A proposal that would have set up a body of elected and appointed officials to craft the health insurance exchanges that anchor President Barack Obama’s health overhaul has failed to gain traction in the Louisiana Senate.

The Senate Finance Committee decisively rejected Senate Bill 744 in an 8-1 vote.

Sen. Karen Carter Peterson, D-New Orleans, said she wasn’t pushing the idea as a partisan exercise. But the Times-Picayune reported that the newly-elected chair of the Louisiana Democratic Party didn’t win that argument with a Republican-dominated panel.

With the rejection of Peterson’s bill, Louisiana remains one of a handful of states that have refused to set up their own exchanges. Republican Gov. Bobby Jindal, who opposed the Democrat-led health overhaul, has decided the federal government should be left to run the exchange.

The exchanges will launch in January 2014, with private insurance firms offering individual policies to Americans who have not been able to purchase policies on the open market.
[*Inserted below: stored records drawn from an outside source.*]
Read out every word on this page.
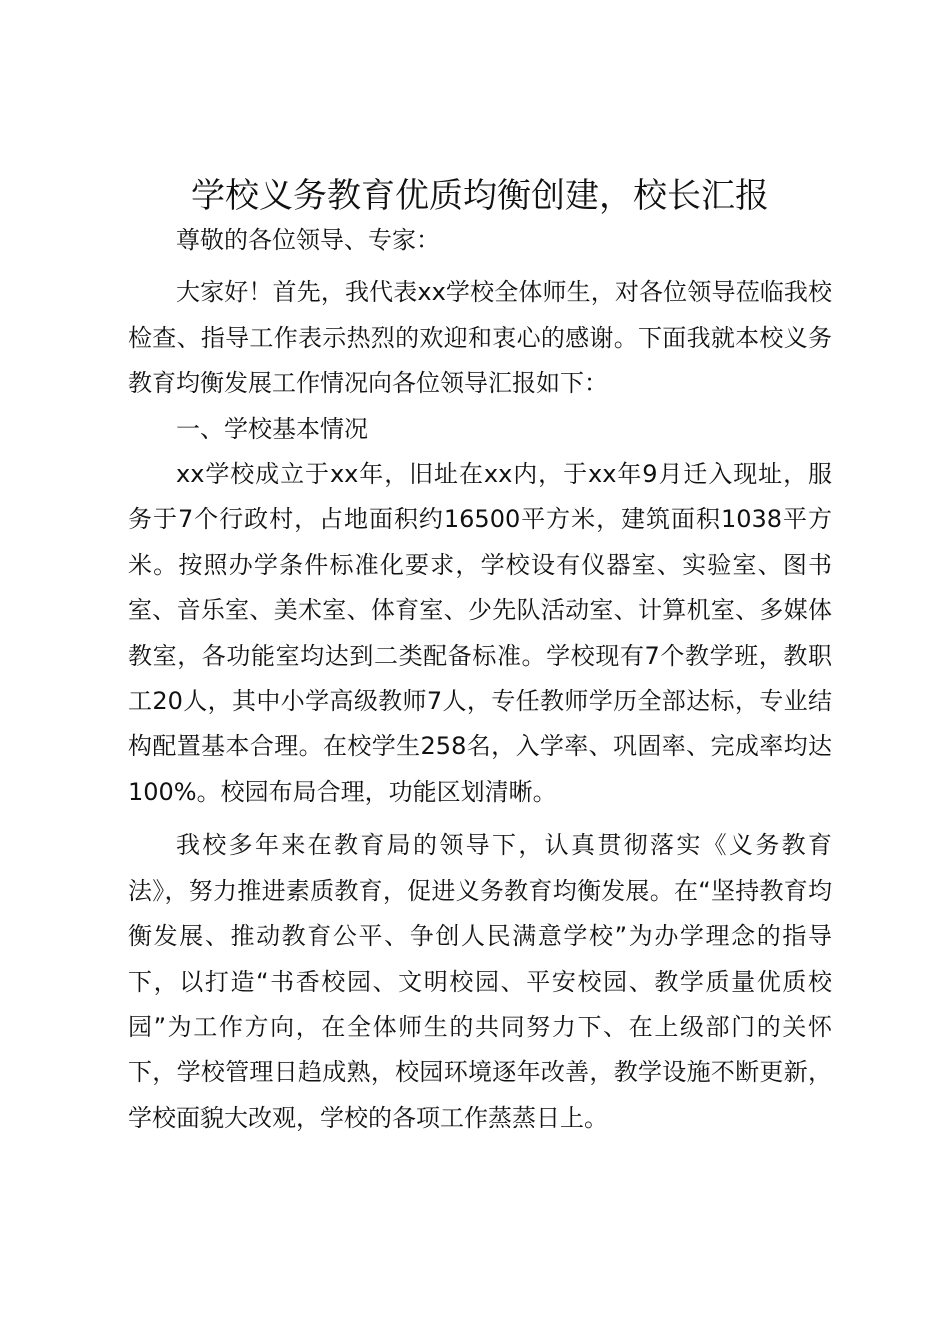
学校义务教育优质均衡创建，校长汇报

尊敬的各位领导、专家：

大家好！首先，我代表xx学校全体师生，对各位领导莅临我校检查、指导工作表示热烈的欢迎和衷心的感谢。下面我就本校义务教育均衡发展工作情况向各位领导汇报如下：

一、学校基本情况

xx学校成立于xx年，旧址在xx内，于xx年9月迁入现址，服务于7个行政村，占地面积约16500平方米，建筑面积1038平方米。按照办学条件标准化要求，学校设有仪器室、实验室、图书室、音乐室、美术室、体育室、少先队活动室、计算机室、多媒体教室，各功能室均达到二类配备标准。学校现有7个教学班，教职工20人，其中小学高级教师7人，专任教师学历全部达标，专业结构配置基本合理。在校学生258名，入学率、巩固率、完成率均达100%。校园布局合理，功能区划清晰。

我校多年来在教育局的领导下，认真贯彻落实《义务教育法》，努力推进素质教育，促进义务教育均衡发展。在“坚持教育均衡发展、推动教育公平、争创人民满意学校”为办学理念的指导下，以打造“书香校园、文明校园、平安校园、教学质量优质校园”为工作方向，在全体师生的共同努力下、在上级部门的关怀下，学校管理日趋成熟，校园环境逐年改善，教学设施不断更新，学校面貌大改观，学校的各项工作蒸蒸日上。
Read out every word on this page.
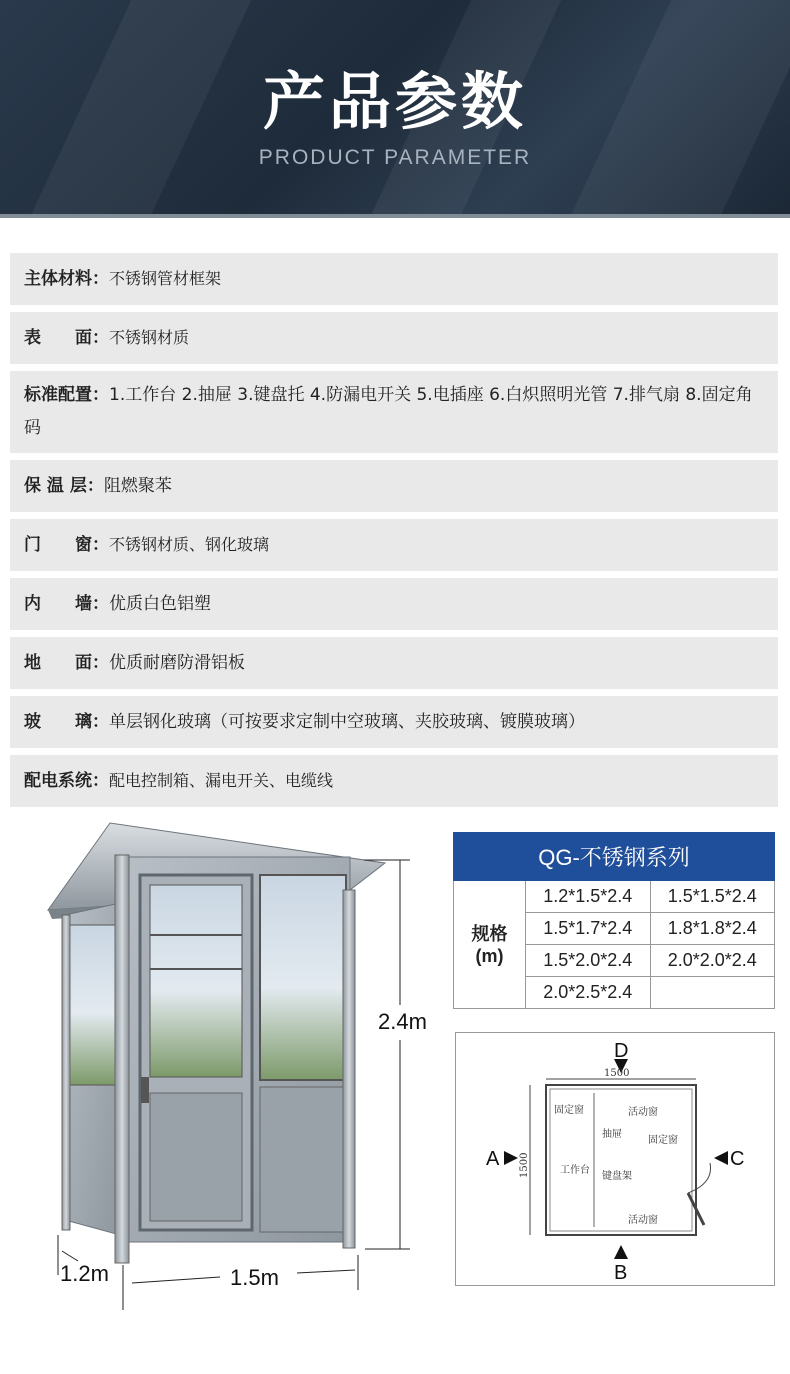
产品参数
PRODUCT PARAMETER
主体材料：不锈钢管材框架
表　　面：不锈钢材质
标准配置：1.工作台 2.抽屉 3.键盘托 4.防漏电开关 5.电插座 6.白炽照明光管 7.排气扇 8.固定角码
保 温 层：阻燃聚苯
门　　窗：不锈钢材质、钢化玻璃
内　　墙：优质白色铝塑
地　　面：优质耐磨防滑铝板
玻　　璃：单层钢化玻璃（可按要求定制中空玻璃、夹胶玻璃、镀膜玻璃）
配电系统：配电控制箱、漏电开关、电缆线
2.4m
1.2m	1.5m
QG-不锈钢系列		

规格
(m)	1.2*1.5*2.4	1.5*1.5*2.4
	1.5*1.7*2.4	1.8*1.8*2.4
	1.5*2.0*2.4	2.0*2.0*2.4
	2.0*2.5*2.4	
D
B
A	C
1500
1500
固定窗	活动窗
抽屉
固定窗
工作台
键盘架
活动窗
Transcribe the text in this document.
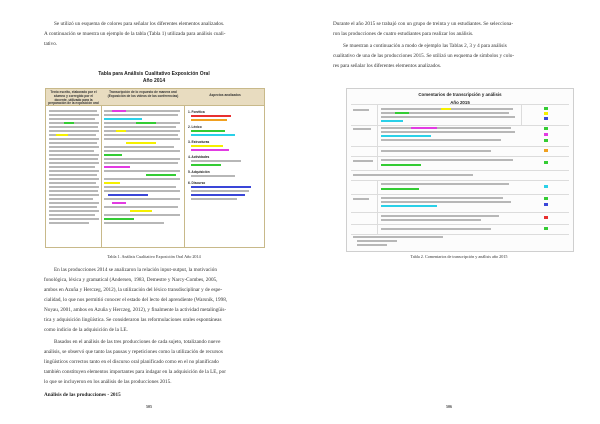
Se utilizó un esquema de colores para señalar los diferentes elementos analizados.
A continuación se muestra un ejemplo de la tabla (Tabla 1) utilizada para análisis cuali-
tativo.
Tabla para Análisis Cualitativo Exposición Oral
Año 2014
Texto escrito, elaborado por el alumno y corregido por el docente, utilizado para la preparación de la exposición oral
Transcripción de lo expuesto de manera oral (Exposición de los videos de las conferencias)	Aspectos analizados
1. Fonética
2. Léxico
3. Estructuras
4. Actividades
5. Adquisición
6. Discurso
Tabla 1. Análisis Cualitativo Exposición Oral Año 2014
En las producciones 2014 se analizaron la relación input-output, la motivación
fonológica, léxica y gramatical (Andersen, 1983, Demestre y Narcy-Combes, 2005,
ambos en Azuña y Herczeg, 2012), la utilización del léxico transdisciplinar y de espe-
cialidad, lo que nos permitió conocer el estado del lecto del aprendiente (Warsnik, 1998,
Noyau, 2001, ambos en Azuña y Herczeg, 2012), y finalmente la actividad metalingüís-
tica y adquisición lingüística. Se consideraron las reformulaciones orales espontáneas
como indicio de la adquisición de la LE.
Basados en el análisis de las tres producciones de cada sujeto, totalizando nueve
análisis, se observó que tanto las pausas y repeticiones como la utilización de recursos
lingüísticos correctos tanto en el discurso oral planificado como en el no planificado
también constituyen elementos importantes para indagar en la adquisición de la LE, por
lo que se incluyeron en los análisis de las producciones 2015.
Análisis de las producciones - 2015
505
Durante el año 2015 se trabajó con un grupo de treinta y un estudiantes. Se selecciona-
ron las producciones de cuatro estudiantes para realizar los análisis.
Se muestran a continuación a modo de ejemplo las Tablas 2, 3 y 4 para análisis
cualitativo de una de las producciones 2015. Se utilizó un esquema de símbolos y colo-
res para señalar los diferentes elementos analizados.
Comentarios de transcripción y análisis
Año 2015
Tabla 2. Comentarios de transcripción y análisis año 2015
506
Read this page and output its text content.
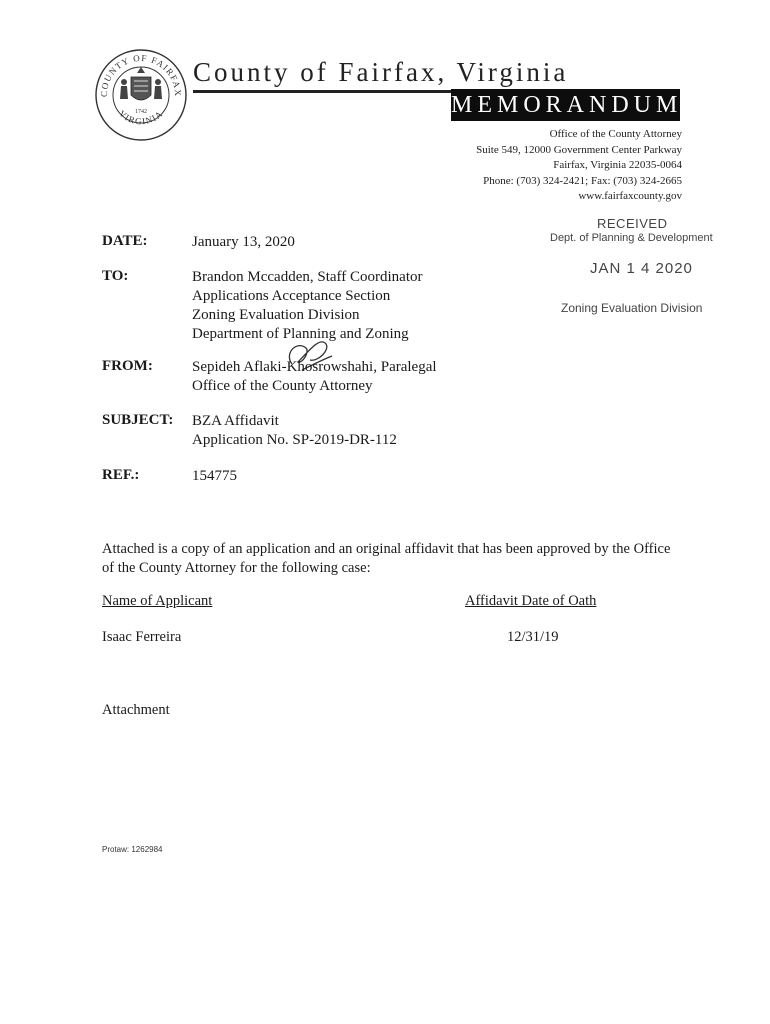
COUNTY OF FAIRFAX
VIRGINIA
1742
County of Fairfax, Virginia
MEMORANDUM
Office of the County Attorney
Suite 549, 12000 Government Center Parkway
Fairfax, Virginia 22035-0064
Phone: (703) 324-2421; Fax: (703) 324-2665
www.fairfaxcounty.gov
RECEIVED
Dept. of Planning & Development
JAN 1 4 2020
Zoning Evaluation Division
DATE:	January 13, 2020
TO:	Brandon Mccadden, Staff Coordinator
Applications Acceptance Section
Zoning Evaluation Division
Department of Planning and Zoning
FROM:	Sepideh Aflaki-Khosrowshahi, Paralegal
Office of the County Attorney
SUBJECT: BZA Affidavit
Application No. SP-2019-DR-112
REF.:	154775
Attached is a copy of an application and an original affidavit that has been approved by the Office of the County Attorney for the following case:
Name of Applicant	Affidavit Date of Oath
Isaac Ferreira	12/31/19
Attachment
Protaw: 1262984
Peterson told her colleagues that Louisiana should take ownership of the exchange rather than “wait and see what the federal government dictates to us.” She listed several Republican-led states that are designing their own exchanges

Jindal’s health secretary, Bruce Greenstein, opposed the proposal.

Greenstein said the administration wanted to protect Louisiana taxpayers from the expense, though any exchange would be set up with federal money and then sustained through taxes on the insurance products, just as the Louisiana Insurance Department is already financed.

Greenstein also said there was no point to launch an exchange as the U.S. Supreme Court mulls the constitutionality of the law’s requirement that individuals buy a policy. Peterson replied that her bill would not go into effect until Jan. 1, well after the court’s decision is anticipated.